It has been a fair while since I last woke up to find that I wasn’t alone in bed. My ‘little black book’ is best described as “dusty” whereas most other modern folk have updated to the e-book. But when my eyes struggled to prise themselves open at around 8am on this particular Saturday I could sense another presence in the bed next to me. My recollection of the events of the previous night were more murky than a ScotRail coffee, but there was an undeniable feeling of satisfaction in my bed.
Quite aware that I had a train to catch and was already pressed for time I knew that I couldn’t lay there for long and reflect on the glory of my achievement. So I forced myself into action and I rolled over to confront the half-eaten slice of pepperoni pizza resting on top of the duvet beside me. Seemingly Friday wasn’t quite the pleasurable experience I had imagined it was: why couldn’t I finish that slice of pizza?
These Saturday trips to the football are difficult enough without questions lingering from Friday night. I had a lot of questions though, and not all of them were “how did I end up in bed with a slice of pepperoni pizza when my Tinder profile clearly states that I don’t date cold meats anymore?”

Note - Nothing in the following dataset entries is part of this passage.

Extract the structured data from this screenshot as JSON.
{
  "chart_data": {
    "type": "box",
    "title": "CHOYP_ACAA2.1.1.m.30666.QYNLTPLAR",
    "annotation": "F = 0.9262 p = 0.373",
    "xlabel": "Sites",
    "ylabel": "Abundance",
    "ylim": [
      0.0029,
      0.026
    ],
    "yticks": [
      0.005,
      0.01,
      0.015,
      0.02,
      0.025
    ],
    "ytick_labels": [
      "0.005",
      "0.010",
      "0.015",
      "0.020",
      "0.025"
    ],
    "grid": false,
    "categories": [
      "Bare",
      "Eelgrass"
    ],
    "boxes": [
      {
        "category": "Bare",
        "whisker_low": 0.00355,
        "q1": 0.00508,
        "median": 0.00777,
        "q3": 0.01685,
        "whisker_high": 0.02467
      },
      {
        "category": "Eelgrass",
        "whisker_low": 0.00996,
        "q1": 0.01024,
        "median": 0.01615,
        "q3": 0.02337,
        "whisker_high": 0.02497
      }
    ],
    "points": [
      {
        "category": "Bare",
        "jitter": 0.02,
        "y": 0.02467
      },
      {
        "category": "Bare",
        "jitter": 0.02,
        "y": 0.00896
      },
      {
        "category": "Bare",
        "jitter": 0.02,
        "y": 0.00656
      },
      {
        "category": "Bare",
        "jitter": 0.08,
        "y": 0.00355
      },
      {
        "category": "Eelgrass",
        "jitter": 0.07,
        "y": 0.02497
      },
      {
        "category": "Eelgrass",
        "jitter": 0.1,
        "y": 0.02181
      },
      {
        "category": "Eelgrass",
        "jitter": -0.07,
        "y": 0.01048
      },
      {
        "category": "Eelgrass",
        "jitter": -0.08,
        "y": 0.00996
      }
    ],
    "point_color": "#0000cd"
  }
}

I suppose that the primary questions on my mind related to the 70-year-old German gentleman I was talking to in Aulay’s Bar after five o’clock. That encounter returned to me often through the day, particularly during a cold second-half at Celtic Park in which the flicks and tricks of Scott Sinclair and Moussa Dembele couldn’t add to the two goals Celtic had scored in the first period of play.
I can’t remember why the German man started a conversation with me – how could I? – but I do recall him being rather agitated about the state pension and the fact he wasn’t receiving it despite having being sent letters informing him that he would. He perhaps thought that with my occupation I might be able to offer him some advice, but there were two reasons I couldn’t: 1) I was drinking beer; 2) Nobody understands pensions.

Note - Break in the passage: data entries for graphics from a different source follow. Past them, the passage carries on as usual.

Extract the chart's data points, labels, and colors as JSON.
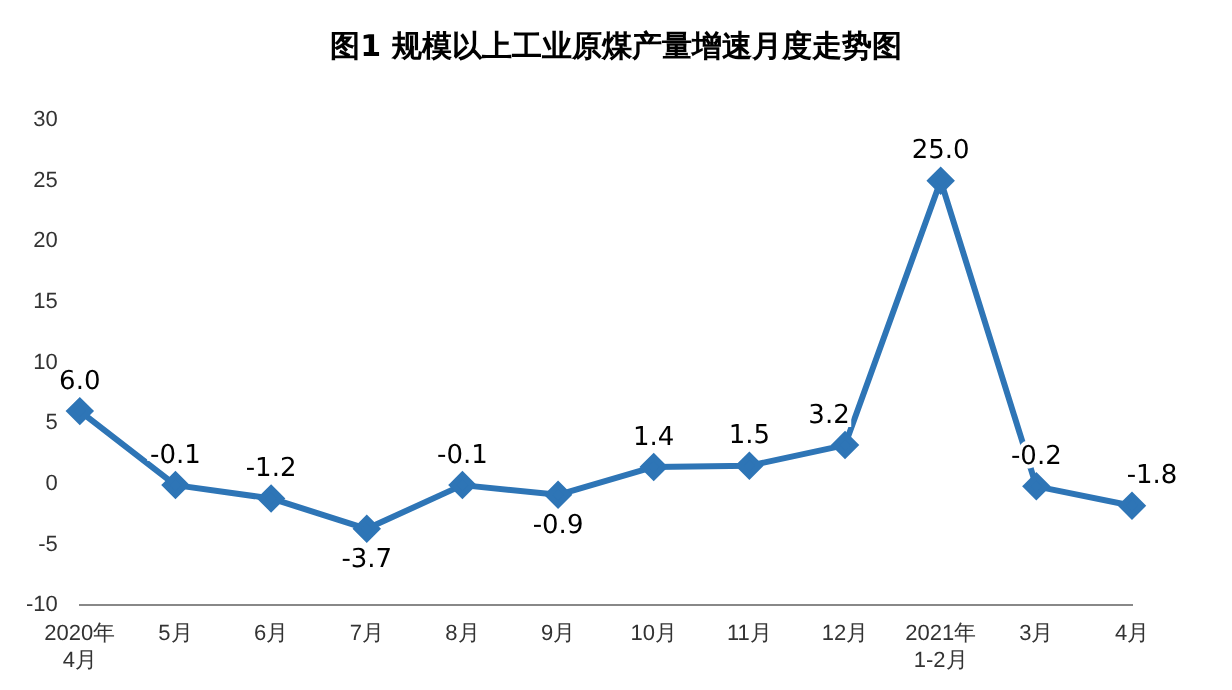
{
  "chart_data": {
    "type": "line",
    "title": "图1  规模以上工业原煤产量增速月度走势图",
    "categories": [
      "2020年\n4月",
      "5月",
      "6月",
      "7月",
      "8月",
      "9月",
      "10月",
      "11月",
      "12月",
      "2021年\n1-2月",
      "3月",
      "4月"
    ],
    "series": [
      {
        "color": "#2e75b6",
        "values": [
          6.0,
          -0.1,
          -1.2,
          -3.7,
          -0.1,
          -0.9,
          1.4,
          1.5,
          3.2,
          25.0,
          -0.2,
          -1.8
        ],
        "value_labels": [
          "6.0",
          "-0.1",
          "-1.2",
          "-3.7",
          "-0.1",
          "-0.9",
          "1.4",
          "1.5",
          "3.2",
          "25.0",
          "-0.2",
          "-1.8"
        ]
      }
    ],
    "ylim": [
      -10,
      30
    ],
    "yticks": [
      -10,
      -5,
      0,
      5,
      10,
      15,
      20,
      25,
      30
    ],
    "grid": false,
    "legend": false,
    "marker": "diamond",
    "line_style": "solid"
  }
}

This guy seemed like he had lived quite the life as a master baker (as opposed to my life a consonant away) in countries like Canada, Israel and Australia, enjoying the music of Handel and Mozart and visiting the Isle of Wight festival from Germany several times during its heyday in the seventies. And it was this latter note which was most impressed upon my mind. For as interesting as it was hearing a first-hand account of Jimi Hendrix almost burning the stage down, Pink Floyd stepping in to replace him and the experience of seeing The Who and Bob Dylan, there was one phrase the German used regarding his time at the Isle of Wight Festival which reverberated around my mind like a Roger Daltrey riff.
“We smoked joints the size of trumpets.”
He repeated it often. Joints the size of trumpets. I’ve since been trying to picture this musical spliff and keep questioning why a trumpet? How about a joint the size of a clarinet or an oboe? Is a joint the size of a saxophone out of the question? I can’t help but turn to thinking of a trumpet the size of a joint. One suspects that wouldn’t be so easy to play.

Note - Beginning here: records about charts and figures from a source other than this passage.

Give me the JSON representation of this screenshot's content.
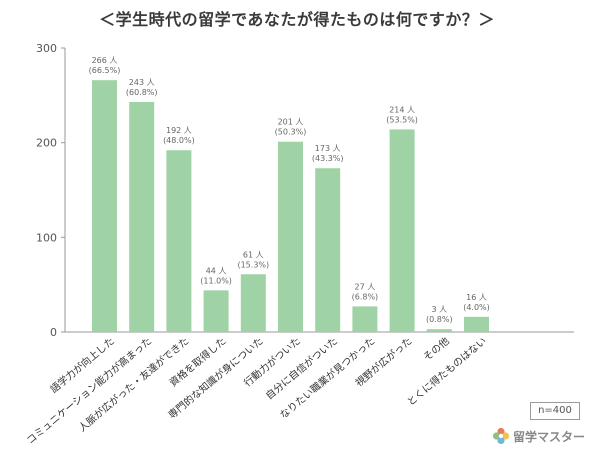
{
  "title": "＜学生時代の留学であなたが得たものは何ですか？＞",
  "sample_note": "n=400",
  "brand": {
    "name": "留学マスター",
    "colors": [
      "#e87c5a",
      "#f2c14e",
      "#6fb9d8",
      "#8cc085"
    ]
  },
  "colors": {
    "bar": "#9fd3a6",
    "axis": "#9a9a9a",
    "grid": "#cfcfcf",
    "label": "#333333",
    "datalabel": "#666666"
  },
  "chart_data": {
    "type": "bar",
    "categories": [
      "語学力が向上した",
      "コミュニケーション能力が高まった",
      "人脈が広がった・友達ができた",
      "資格を取得した",
      "専門的な知識が身についた",
      "行動力がついた",
      "自分に自信がついた",
      "なりたい職業が見つかった",
      "視野が広がった",
      "その他",
      "とくに得たものはない"
    ],
    "values": [
      266,
      243,
      192,
      44,
      61,
      201,
      173,
      27,
      214,
      3,
      16
    ],
    "value_labels": [
      "266 人",
      "243 人",
      "192 人",
      "44 人",
      "61 人",
      "201 人",
      "173 人",
      "27 人",
      "214 人",
      "3 人",
      "16 人"
    ],
    "percent_labels": [
      "(66.5%)",
      "(60.8%)",
      "(48.0%)",
      "(11.0%)",
      "(15.3%)",
      "(50.3%)",
      "(43.3%)",
      "(6.8%)",
      "(53.5%)",
      "(0.8%)",
      "(4.0%)"
    ],
    "ylim": [
      0,
      300
    ],
    "yticks": [
      "0",
      "100",
      "200",
      "300"
    ],
    "xlabel": "",
    "ylabel": "",
    "grid": false,
    "legend": "none"
  }
}
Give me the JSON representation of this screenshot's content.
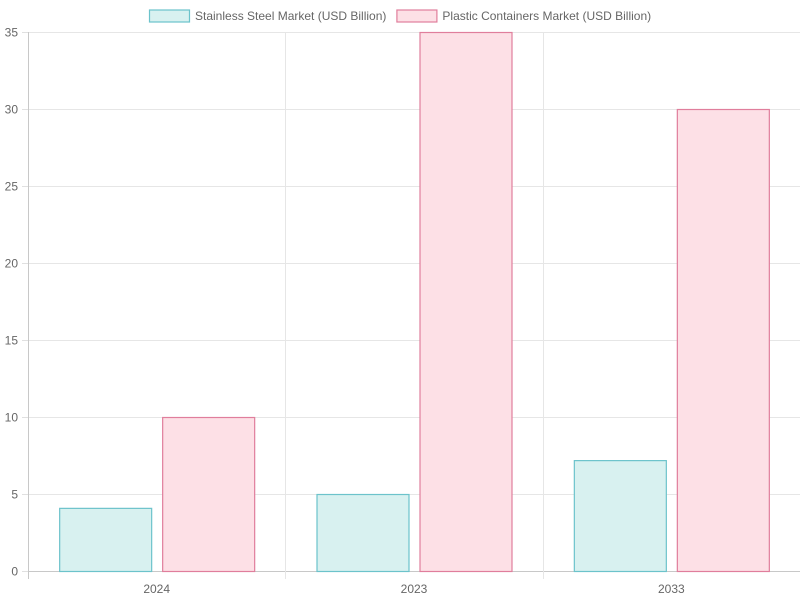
{
  "chart_data": {
    "type": "bar",
    "categories": [
      "2024",
      "2023",
      "2033"
    ],
    "series": [
      {
        "name": "Stainless Steel Market (USD Billion)",
        "values": [
          4.1,
          5.0,
          7.2
        ],
        "fill": "#d8f1f0",
        "stroke": "#6cc3cb"
      },
      {
        "name": "Plastic Containers Market (USD Billion)",
        "values": [
          10,
          35,
          30
        ],
        "fill": "#fde0e6",
        "stroke": "#e07e9c"
      }
    ],
    "ylim": [
      0,
      35
    ],
    "yticks": [
      0,
      5,
      10,
      15,
      20,
      25,
      30,
      35
    ],
    "grid": true,
    "legend_position": "top-center"
  }
}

And how much weed does it take to make a joint the size of a trumpet anyway?
With every break in play, stray pass along the threadbare green surface or squandered goalscoring opportunity my thoughts would return to this wild German and his group of friends roaming the Isle of Wight with their comically sized joints in a hedonistic haze of seventies exuberance. This was worse than a hangover. At least with a hangover a couple of pints will make you forget about it, but nothing could take my mind off Frank’s crazy assertions about the size of his joints.
Who knows if I will ever again meet Frank and have the questions which plagued me answered. I may never learn more about this brass orchestra of narcotics. Some questions are just destined to remain unanswered, however. Like how Ryan Bowman avoided a red card for his high challenge on Kieran Tierney, or why I ended up in bed with a slice of pepperoni pizza.